Словом, веселая девчонка — подружка моя. Мне иногда очень хочется помчаться с ней на вечеринку к старшекурсникам в общежитие или с компанией к какому-нибудь «шефу» на дачу, или… Она зовет, уговаривает, а мне тоскливо… Но после, когда взахлеб она рассказывает о «милом вечерочке» и упрекает, что я многое потеряла, то с трудом себя сдерживаю, чтобы не вцепиться ей в пышные локоны и не оттрепать их как следует. Почему так? Неужели я и вправду совсем отсталая?

А письма Лилька писала своему солдату регулярно. Последнее время начала телеграммами забрасывать длиннющими, на двух бланках. Однажды и мне от него принес почтальон серый конверт без марки. Удивилась я, когда прочла вложенную в него записку всего с двумя фразами:

«Прошу, напиши мне все про Лильку, ты врать не будешь, я знаю. А то мне разное про нее плетут».
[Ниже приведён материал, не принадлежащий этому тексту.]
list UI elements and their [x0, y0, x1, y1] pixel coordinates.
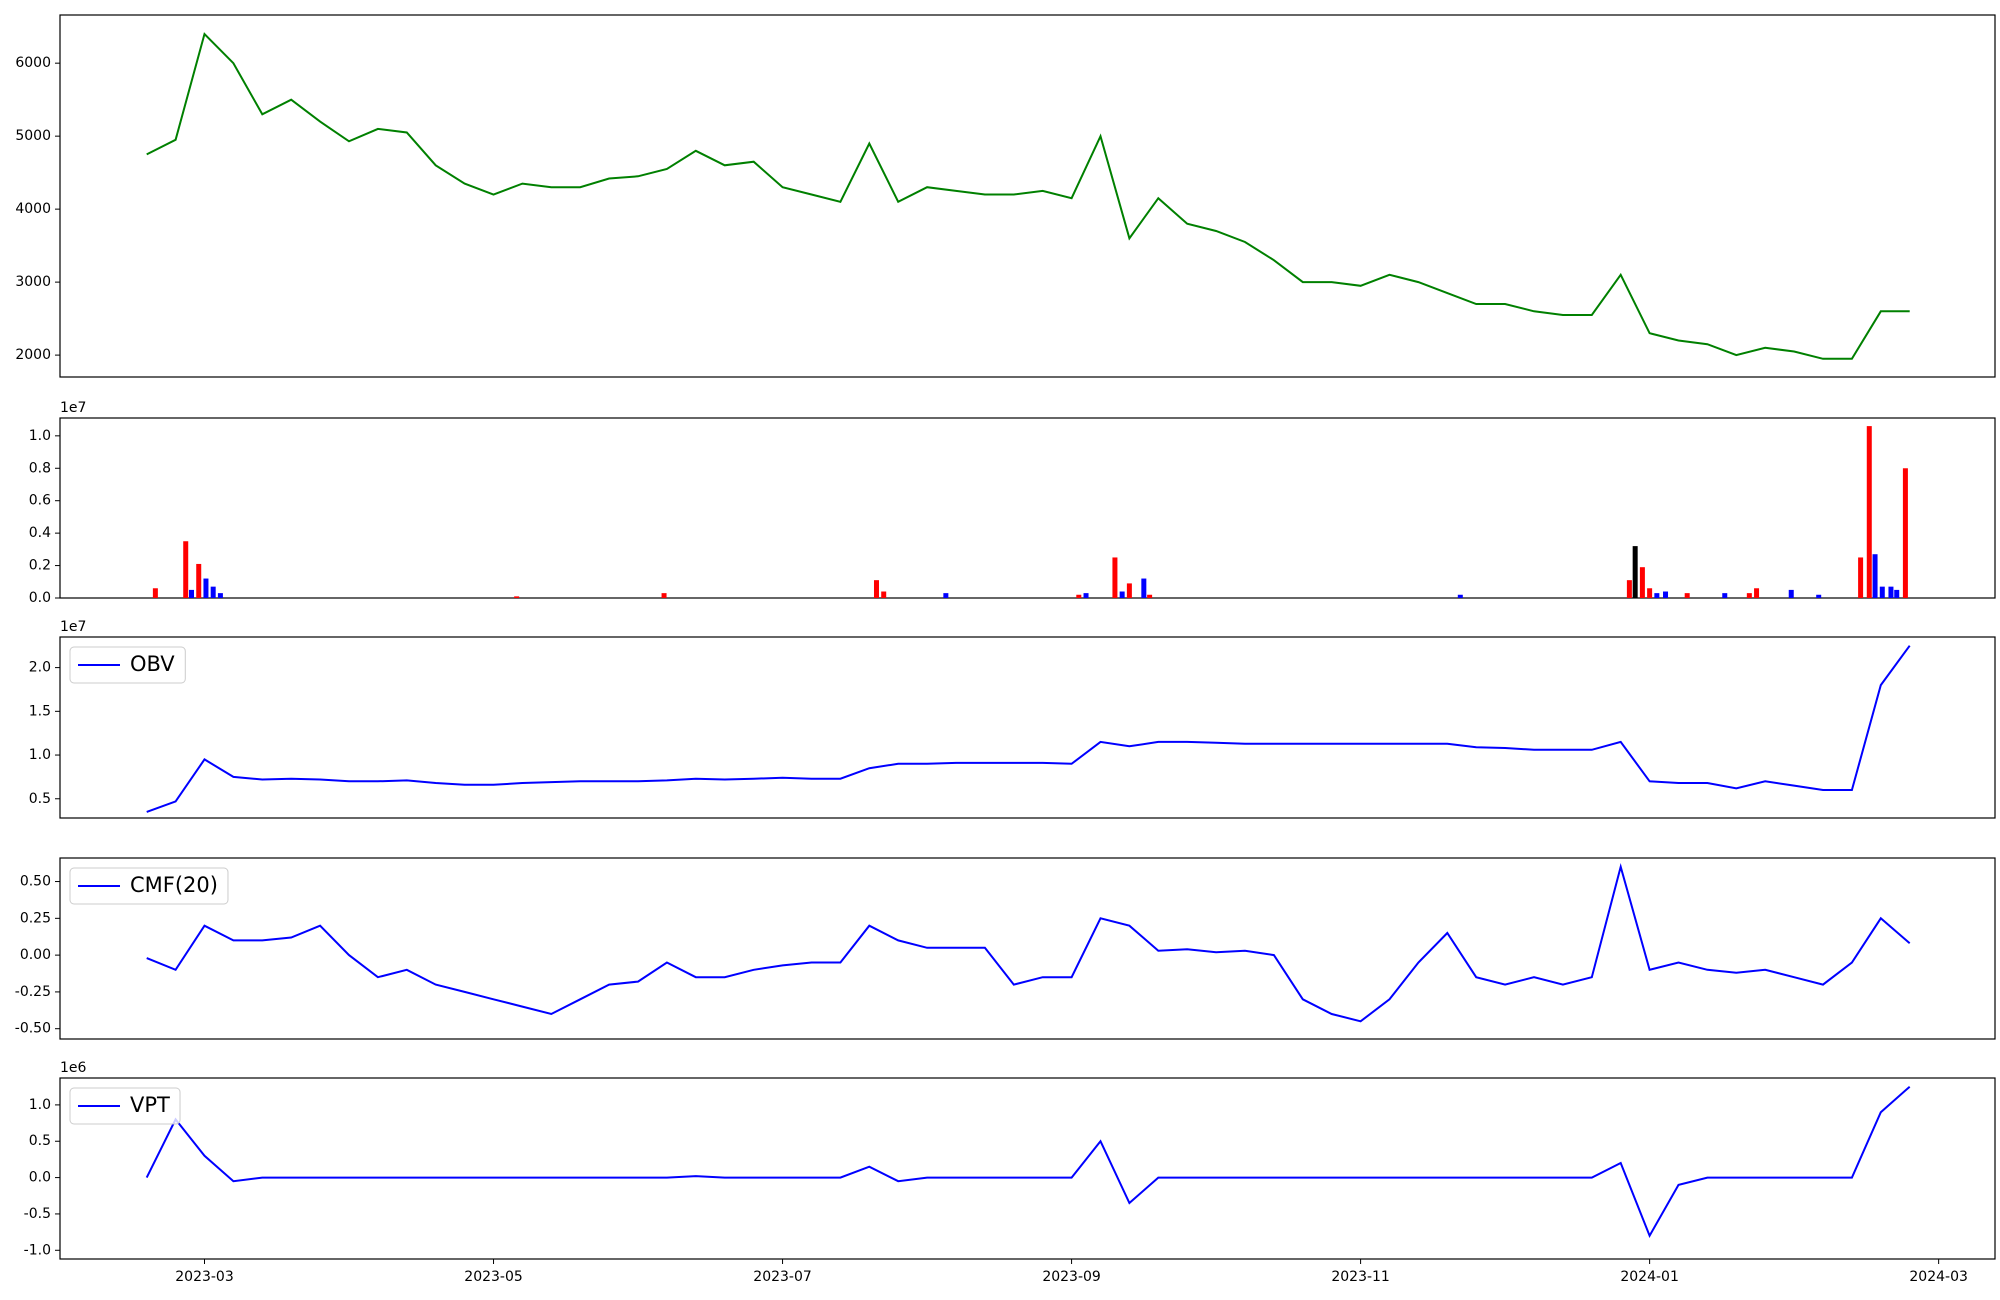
x-tick-label: 2024-01: [1620, 1269, 1679, 1285]
y-tick-label: -1.0: [24, 1242, 51, 1258]
bar: [1626, 580, 1632, 598]
plot-frame: [59, 14, 1996, 378]
bar: [514, 596, 520, 598]
y-tick-label: 1.5: [29, 703, 51, 719]
bar: [210, 586, 216, 598]
legend-label: OBV: [130, 652, 175, 676]
y-tick-label: 0.25: [20, 910, 51, 926]
offset-label: 1e6: [60, 1060, 87, 1076]
plot-frame: [59, 857, 1996, 1040]
y-tick-label: 0.5: [29, 791, 51, 807]
bar: [203, 578, 209, 598]
y-tick-label: 0.5: [29, 1133, 51, 1149]
bar: [1147, 594, 1153, 598]
legend-box: [69, 867, 229, 905]
bar: [1119, 591, 1125, 598]
y-tick-label: -0.5: [24, 1206, 51, 1222]
legend-label: VPT: [130, 1093, 170, 1117]
y-tick-label: 0.0: [29, 590, 51, 606]
bar: [1112, 557, 1118, 598]
bar: [1141, 578, 1147, 598]
bar: [1816, 594, 1822, 598]
y-tick-label: 0.2: [29, 558, 51, 574]
bar: [1663, 591, 1669, 598]
bar: [1872, 554, 1878, 598]
x-tick-label: 2023-03: [175, 1269, 234, 1285]
bar: [1788, 589, 1794, 598]
y-tick-label: 5000: [15, 128, 51, 144]
y-tick-label: 2000: [15, 347, 51, 363]
x-tick-label: 2023-09: [1042, 1269, 1101, 1285]
bar: [1879, 586, 1885, 598]
y-tick-label: 3000: [15, 274, 51, 290]
y-tick-label: 1.0: [29, 1097, 51, 1113]
plot-frame: [59, 417, 1996, 599]
bar: [1647, 588, 1653, 598]
bar: [1639, 567, 1645, 598]
plot-frame: [59, 1077, 1996, 1260]
y-tick-label: 1.0: [29, 747, 51, 763]
legend-label: CMF(20): [130, 873, 218, 897]
bar: [1126, 583, 1132, 598]
x-tick-label: 2023-07: [753, 1269, 812, 1285]
bar: [1684, 593, 1690, 598]
data-line: [146, 862, 1911, 1023]
bar: [1858, 557, 1864, 598]
y-tick-label: 6000: [15, 55, 51, 71]
y-tick-label: -0.50: [15, 1021, 51, 1037]
bar: [1654, 593, 1660, 598]
bar: [152, 588, 158, 598]
legend-box: [69, 1087, 181, 1125]
x-tick-label: 2023-11: [1331, 1269, 1390, 1285]
bar: [1632, 546, 1638, 598]
bar: [189, 589, 195, 598]
y-tick-label: 0.00: [20, 947, 51, 963]
bar: [881, 591, 887, 598]
y-tick-label: 0.6: [29, 493, 51, 509]
bar: [1902, 468, 1908, 598]
bar: [1083, 593, 1089, 598]
y-tick-label: 0.8: [29, 460, 51, 476]
bar: [1888, 586, 1894, 598]
bar: [217, 593, 223, 598]
x-tick-label: 2023-05: [464, 1269, 523, 1285]
bar: [1866, 426, 1872, 598]
data-line: [145, 1085, 1911, 1239]
bar: [1894, 589, 1900, 598]
bar: [1746, 593, 1752, 598]
bar: [196, 563, 202, 598]
data-line: [146, 32, 1910, 360]
y-tick-label: 0.4: [29, 525, 51, 541]
bar: [183, 541, 189, 598]
bar: [1754, 588, 1760, 598]
bar: [1722, 593, 1728, 598]
offset-label: 1e7: [60, 619, 86, 635]
y-tick-label: -0.25: [15, 984, 51, 1000]
data-line: [146, 645, 1911, 813]
plot-frame: [59, 636, 1996, 819]
offset-label: 1e7: [60, 400, 86, 416]
bar: [1076, 594, 1082, 598]
legend-box: [69, 646, 186, 684]
y-tick-label: 1.0: [29, 428, 51, 444]
bar: [661, 593, 667, 598]
y-tick-label: 2.0: [29, 660, 51, 676]
y-tick-label: 4000: [15, 201, 51, 217]
bar: [943, 593, 949, 598]
y-tick-label: 0.50: [20, 874, 51, 890]
bar: [873, 580, 879, 598]
bar: [1457, 594, 1463, 598]
x-tick-label: 2024-03: [1909, 1269, 1968, 1285]
y-tick-label: 0.0: [29, 1170, 51, 1186]
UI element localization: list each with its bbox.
Я — к ней. Показываю записку. Говорю: напиши ему сама, признайся честно, не морочь парню голову, ему ведь там нелегко. (У Лильки как раз роман закрутился с одним кандидатом наук, о замужестве подумывала.) А она мне в ответ:

— Хочешь, чтобы еще тяжелее у него служба была? Нет, лапушка, я ему, наоборот, напишу о верности своей.

— Ну а замуж выйдешь, что тогда? — настаивала я.

— И тогда ему буду писать, пока не уволится, не приедет домой и сам все не узнает.

Вот такая она дрянь, эта Лилька…

На Интернациональной светлым светло. В выходные, как обычно, народу здесь уйма. И все толкутся по одну сторону широкого тротуара — наш Бродвей. Прогуливаются парочками и веселыми группами: пятьсот метров туда, пятьсот — обратно, словно на демонстрации мод. Снежок под ногами поскрипывает.